When people are in the prime of life, they think a decline in cognitive function is unlikely to happen in the short run, but in old age, they know it is more likely to happen. Consequently, I considered potential limitations, such as illness or brain dysfunction, that would interfere with my productivity. Nevertheless, along with age also came an inclination to do voluntary work, and I started a Spanish conversational and grammar group at the local library, which lasted for five years.
In Madrid, I wrote in Spanish; in Pasadena, Deborah encouraged me to switch to English. I began by auto-translating the work I had done in my native language.
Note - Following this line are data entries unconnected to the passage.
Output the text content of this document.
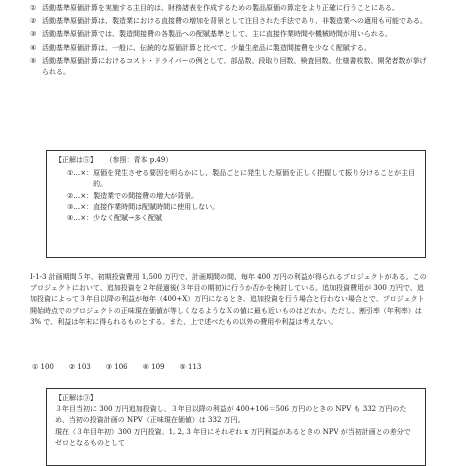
① 活動基準原価計算を実施する主目的は、財務諸表を作成するための製品原価の算定をより正確に行うことにある。
② 活動基準原価計算は、製造業における直接費の増加を背景として注目された手法であり、非製造業への適用も可能である。
③ 活動基準原価計算では、製造間接費の各製品への配賦基準として、主に直接作業時間や機械時間が用いられる。
④ 活動基準原価計算は、一般に、伝統的な原価計算と比べて、少量生産品に製造間接費を少なく配賦する。
⑤ 活動基準原価計算におけるコスト・ドライバーの例として、部品数、段取り回数、検査回数、仕様書枚数、開発者数が挙げられる。
【正解は⑤】 （参照：青本 p.49）
①…×： 原価を発生させる要因を明らかにし、製品ごとに発生した原価を正しく把握して振り分けることが主目的。
②…×： 製造業での間接費の増大が背景。
③…×： 直接作業時間は配賦時間に使用しない。
④…×： 少なく配賦→多く配賦

I-1-3 計画期間５年、初期投資費用 1,500 万円で、計画期間の間、毎年 400 万円の利益が得られるプロジェクトがある。このプロジェクトにおいて、追加投資を２年経過後(３年目の期初)に行うか否かを検討している。追加投資費用が 300 万円で、追加投資によって３年目以降の利益が毎年（400+X）万円になるとき、追加投資を行う場合と行わない場合とで、プロジェクト開始時点でのプロジェクトの正味現在価値が等しくなるようなＸの値に最も近いものはどれか。ただし、割引率（年利率）は 3% で、利益は年末に得られるものとする。また、上で述べたもの以外の費用や利益は考えない。

① 100 ② 103 ③ 106 ④ 109 ⑤ 113

【正解は③】

３年目当初に 300 万円追加投資し、３年目以降の利益が 400+106＝506 万円のときの NPV も 332 万円のため、当初の投資計画の NPV（正味現在価値）は 332 万円。

現在（３年目年初）300 万円投資、1, 2, 3 年目にそれぞれ x 万円利益があるときの NPV が当初計画との差分でゼロとなるものとして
Writing a literary piece in English became a challenge, but I was willing to undertake it. I took a couple of online workshops in creative writing, and writing became my postretirement goal. I didn’t see it as a new career in the sense I may use this phrase when referring to my trajectory in medicine, for that categorization would be pretentious. Changing one’s orientation in scientific or artistic domains requires courage, endurance, risk-taking, time, and readiness to accept failure.
My interest in finding ways to be creative was familiar. It was that creative drive that led me to enter medical research, switched to neurology and then psychiatry, become a social dancer, play soccer as a child, and join a theater group in my teens. I had always pursued a systematic approach throughout the endeavors in which I engaged; writing wouldn’t be different. Although publishing is essential to most writers, I must say, in honesty, that I set out to achieve the primary goal of learning how to write better. Or in other words, understanding the intricacy of the process is, in my case, as important as the outcome. Within two years of living in Pasadena, Deborah worked as a project manager, and I started publishing fiction in English.





José L Recio was born and raised in Spain, where he studied medicine. He came to the States young and practiced medicine in California for decades. He also developed a parallel interest in creative writing and has grown to become bicultural. He writes both in Spanish and English. In 2021 he published a book of fiction, “Transitions: twenty-four bilingual short stories.” He has also written several short memoirs and essays. Currently, he and his wife live in Pasadena, Los Angeles. They enjoy hiking with their whippet and traveling.